X (ArrayLike) – New data to transform. Its layout should match the reducer’s declared capabilities.

Returns:

X_new – Reduced representation. The exact output shape depends on the reducer, but the last dimension usually matches n_components.

Return type:

np.ndarray

Raises:

RuntimeError – Raised by concrete implementations when transform is called before fitting or when the reducer does not support out-of-sample transforms.

fit_transform(X: ArrayLike, y: ArrayLike | None = None) numpy.ndarray[source]

Fit the model to data and return the transformed data.

This method usually calls fit and then transform, but reducers may override it for efficiency if the underlying algorithm supports a native combined path.

Parameters:
  • X (ArrayLike) – Training data following the reducer’s declared layout.

  • y (ArrayLike, optional) – Optional supervision aligned with the reducer’s input layout.

Returns:

X_new – Reduced representation returned by transform.

Return type:

np.ndarray

save(filepath: str | os.PathLike) None[source]

Persist the reducer to a file.

The default implementation serializes the reducer instance with joblib. Custom reducers should either remain joblib-serializable or override this method and load() with a custom persistence strategy.

Parameters:

filepath (str or Path) – Path to the output file.

Notes

The default implementation serializes the reducer instance with joblib.dump. Custom reducers should either remain joblib-serializable or override this method and load with a custom persistence strategy.

property capabilities: Dict[str, Any]

Return reducer capability flags consumed by the manager layer.

Custom reducers with nonstandard inputs should override at least input_ndim and input_layout. Reducers exposing diagnostics or scalar quality metadata should declare them explicitly through supported_diagnostics and supported_metadata.

Returns:

Mapping of reducer capability flags.

Return type:

dict

Notes

The default capabilities describe a typical estimator consuming (samples, features) input and exposing transform.

_attribute_dict(obj: Any, attrs: Iterable[str]) Dict[str, Any][source]

Extract requested attributes from a target object into a dictionary.

This helper filters missing attributes and swallows common access errors (such as deferred scikit-learn properties) to return only what is currently available on the target.

Parameters:
  • obj (Any) – Target object to inspect.

  • attrs (iterable of str) – Attribute names to attempt to extract.

Returns:

Mapping of available attribute names to their values.

Return type:

dict

get_diagnostics() Dict[str, Any][source]

Return diagnostic arrays or structured artifacts.

Diagnostics are intended for non-scalar outputs such as explained variance curves, eigenvalues, modes, graphs, or training histories.

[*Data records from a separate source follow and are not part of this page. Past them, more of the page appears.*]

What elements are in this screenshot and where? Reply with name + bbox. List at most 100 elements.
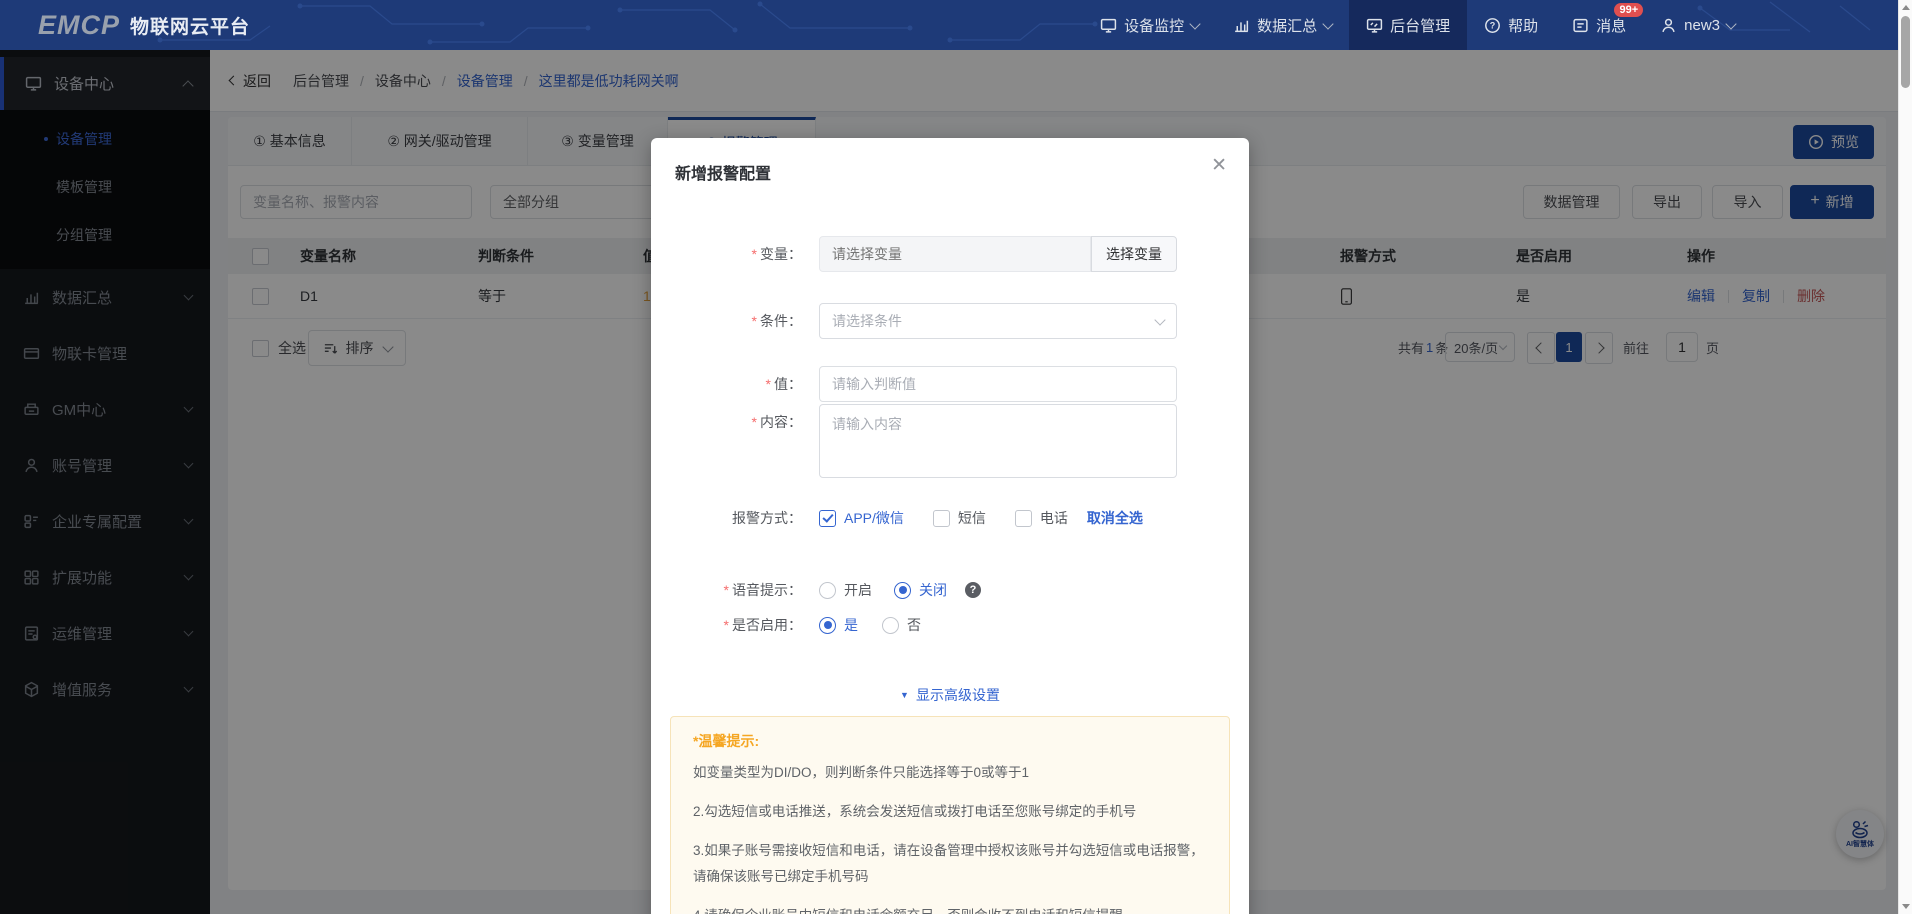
field-label: * 变量：	[752, 244, 802, 264]
checkbox-icon[interactable]	[932, 509, 950, 527]
option-enable-yes[interactable]: 是	[844, 615, 858, 635]
nav-item-help[interactable]: ? 帮助	[1467, 0, 1555, 50]
radio-icon[interactable]	[819, 581, 836, 599]
nav-item-label: 后台管理	[1390, 17, 1451, 35]
field-condition: * 条件： 请选择条件	[651, 303, 1249, 339]
nav-item-label: new3	[1684, 16, 1720, 34]
scroll-down-icon[interactable]	[1902, 904, 1910, 909]
alarm-method-options: APP/微信 短信 电话 取消全选	[819, 508, 1249, 528]
nav-item-data-summary[interactable]: 数据汇总	[1216, 0, 1349, 50]
field-label-text: 内容：	[760, 414, 802, 430]
nav-item-label: 数据汇总	[1257, 17, 1318, 35]
enable-options: 是 否	[819, 615, 1119, 635]
chevron-down-icon	[1154, 313, 1166, 326]
field-label-text: 是否启用：	[732, 617, 802, 633]
required-mark: *	[723, 582, 729, 598]
select-variable-button[interactable]: 选择变量	[1091, 236, 1177, 272]
show-advanced-settings-link[interactable]: ▼ 显示高级设置	[900, 685, 1000, 705]
platform-name: 物联网云平台	[130, 16, 251, 38]
triangle-down-icon: ▼	[900, 690, 909, 700]
nav-item-user[interactable]: new3	[1643, 0, 1752, 50]
chart-icon	[1235, 20, 1249, 32]
add-alarm-config-dialog: 新增报警配置 ✕ *变量： 选择变量 *条件： 请选择条件	[651, 138, 1249, 914]
content-textarea-wrap	[819, 404, 1177, 483]
content-textarea[interactable]	[819, 404, 1177, 478]
field-label: * 语音提示：	[724, 580, 802, 600]
radio-checked-icon[interactable]	[819, 616, 836, 634]
field-value: * 值：	[651, 366, 1249, 402]
chevron-down-icon	[1322, 17, 1334, 30]
required-mark: *	[751, 313, 757, 329]
dialog-title: 新增报警配置	[675, 166, 772, 183]
nav-item-device-monitor[interactable]: 设备监控	[1083, 0, 1216, 50]
field-label-text: 变量：	[760, 246, 802, 262]
checkbox-checked-icon[interactable]	[819, 509, 836, 527]
variable-input-group: 选择变量	[819, 236, 1177, 272]
required-mark: *	[751, 246, 757, 262]
page-scrollbar[interactable]	[1898, 0, 1912, 914]
warm-tips-line: 4.请确保企业账号中短信和电话余额充足，否则会收不到电话和短信提醒	[693, 903, 1207, 914]
value-input[interactable]	[819, 366, 1177, 402]
nav-item-label: 帮助	[1508, 17, 1539, 35]
scroll-up-icon[interactable]	[1902, 5, 1910, 10]
user-icon	[1662, 18, 1675, 32]
app-root: EMCP 物联网云平台 设备监控 数据汇总 后台管理 ? 帮助 消息 99+ n…	[0, 0, 1912, 914]
radio-checked-icon[interactable]	[894, 581, 911, 599]
field-voice-prompt: * 语音提示： 开启 关闭 ?	[651, 577, 1249, 601]
monitor-icon	[1100, 18, 1117, 33]
option-voice-off[interactable]: 关闭	[919, 580, 947, 600]
field-alarm-method: 报警方式： APP/微信 短信 电话 取消全选	[651, 505, 1249, 529]
nav-item-admin[interactable]: 后台管理	[1349, 0, 1468, 50]
navbar-menu: 设备监控 数据汇总 后台管理 ? 帮助 消息 99+ new3	[1083, 0, 1752, 50]
field-label: * 是否启用：	[724, 615, 802, 635]
close-icon[interactable]: ✕	[1211, 156, 1227, 175]
help-icon[interactable]: ?	[965, 582, 981, 598]
message-icon	[1573, 18, 1588, 32]
help-icon: ?	[1485, 17, 1501, 33]
field-label-text: 条件：	[760, 313, 802, 329]
svg-text:?: ?	[1490, 20, 1496, 30]
warm-tips-line: 2.勾选短信或电话推送，系统会发送短信或拨打电话至您账号绑定的手机号	[693, 804, 1137, 819]
warm-tips-box: *温馨提示: 如变量类型为DI/DO，则判断条件只能选择等于0或等于1 2.勾选…	[670, 716, 1230, 914]
message-count-badge: 99+	[1614, 3, 1644, 17]
value-input-wrap	[819, 366, 1177, 402]
console-icon	[1366, 18, 1383, 33]
option-voice-on[interactable]: 开启	[844, 580, 872, 600]
scrollbar-thumb[interactable]	[1901, 16, 1910, 88]
required-mark: *	[723, 617, 729, 633]
advanced-settings-label: 显示高级设置	[915, 687, 1000, 703]
warm-tips-line: 如变量类型为DI/DO，则判断条件只能选择等于0或等于1	[693, 765, 1030, 780]
select-variable-label: 选择变量	[1106, 246, 1162, 262]
chevron-down-icon	[1725, 17, 1737, 30]
field-label-text: 值：	[774, 376, 802, 392]
field-label-text: 语音提示：	[732, 582, 802, 598]
nav-item-label: 设备监控	[1124, 17, 1185, 35]
field-label: * 值：	[766, 374, 802, 394]
required-mark: *	[751, 414, 757, 430]
option-phone[interactable]: 电话	[1040, 508, 1068, 528]
option-sms[interactable]: 短信	[958, 508, 986, 528]
field-content: * 内容：	[651, 404, 1249, 478]
condition-placeholder: 请选择条件	[832, 313, 902, 329]
condition-select[interactable]: 请选择条件	[819, 303, 1177, 339]
field-label-text: 报警方式：	[732, 510, 802, 526]
top-navbar: EMCP 物联网云平台 设备监控 数据汇总 后台管理 ? 帮助 消息 99+ n…	[0, 0, 1912, 50]
nav-item-messages[interactable]: 消息 99+	[1555, 0, 1644, 50]
field-label: * 内容：	[752, 412, 802, 432]
radio-icon[interactable]	[882, 616, 899, 634]
chevron-down-icon	[1189, 17, 1201, 30]
voice-options: 开启 关闭 ?	[819, 580, 1119, 600]
option-enable-no[interactable]: 否	[907, 615, 921, 635]
variable-input[interactable]	[819, 236, 1091, 272]
field-label: 报警方式：	[732, 508, 802, 528]
checkbox-icon[interactable]	[1014, 509, 1032, 527]
logo-text: EMCP	[38, 9, 121, 40]
field-enable: * 是否启用： 是 否	[651, 612, 1249, 636]
field-variable: *变量： 选择变量	[651, 236, 1249, 272]
warm-tips-line: 3.如果子账号需接收短信和电话，请在设备管理中授权该账号并勾选短信或电话报警，请…	[693, 843, 1204, 884]
required-mark: *	[765, 376, 771, 392]
cancel-select-all-link[interactable]: 取消全选	[1087, 508, 1143, 528]
field-label: * 条件：	[752, 311, 802, 331]
option-app-wechat[interactable]: APP/微信	[844, 508, 904, 528]
warm-tips-title: *温馨提示:	[693, 733, 760, 749]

Only names declared in capabilities[“supported_diagnostics”] are queried.

Returns:

diagnostics – Dictionary of diagnostic attributes declared in capabilities[“supported_diagnostics”].

Return type:

dict

Raises:

RuntimeError – If the reducer has not been fitted.

get_quality_metadata() Dict[str, Any][source]

Return scalar metadata about the reduction process or quality.

Typical examples include iteration counts, optimization stress, final loss values, or backend-specific convergence flags. Only names declared in capabilities[“supported_metadata”] are queried.

Returns:

metadata – Dictionary containing only scalar values corresponding to keys declared in capabilities[“supported_metadata”].

Return type:

dict

Raises:

RuntimeError – If the reducer has not been fitted.

get_components() numpy.ndarray[source]

Return reducer-defined component-like outputs.

Returns:

Reducer-defined component array.

Return type:

np.ndarray

Raises:

ValueError – If the reducer does not expose public components.

classmethod load(filepath: str | os.PathLike) BaseReducer[source]

Load a reducer from a file.

Parameters:

filepath (str or Path) – Path to the file to load.

Returns:

reducer – The loaded reducer instance.

Return type:

BaseReducer

Notes

This method assumes the reducer was serialized with save or a compatible joblib.dump call.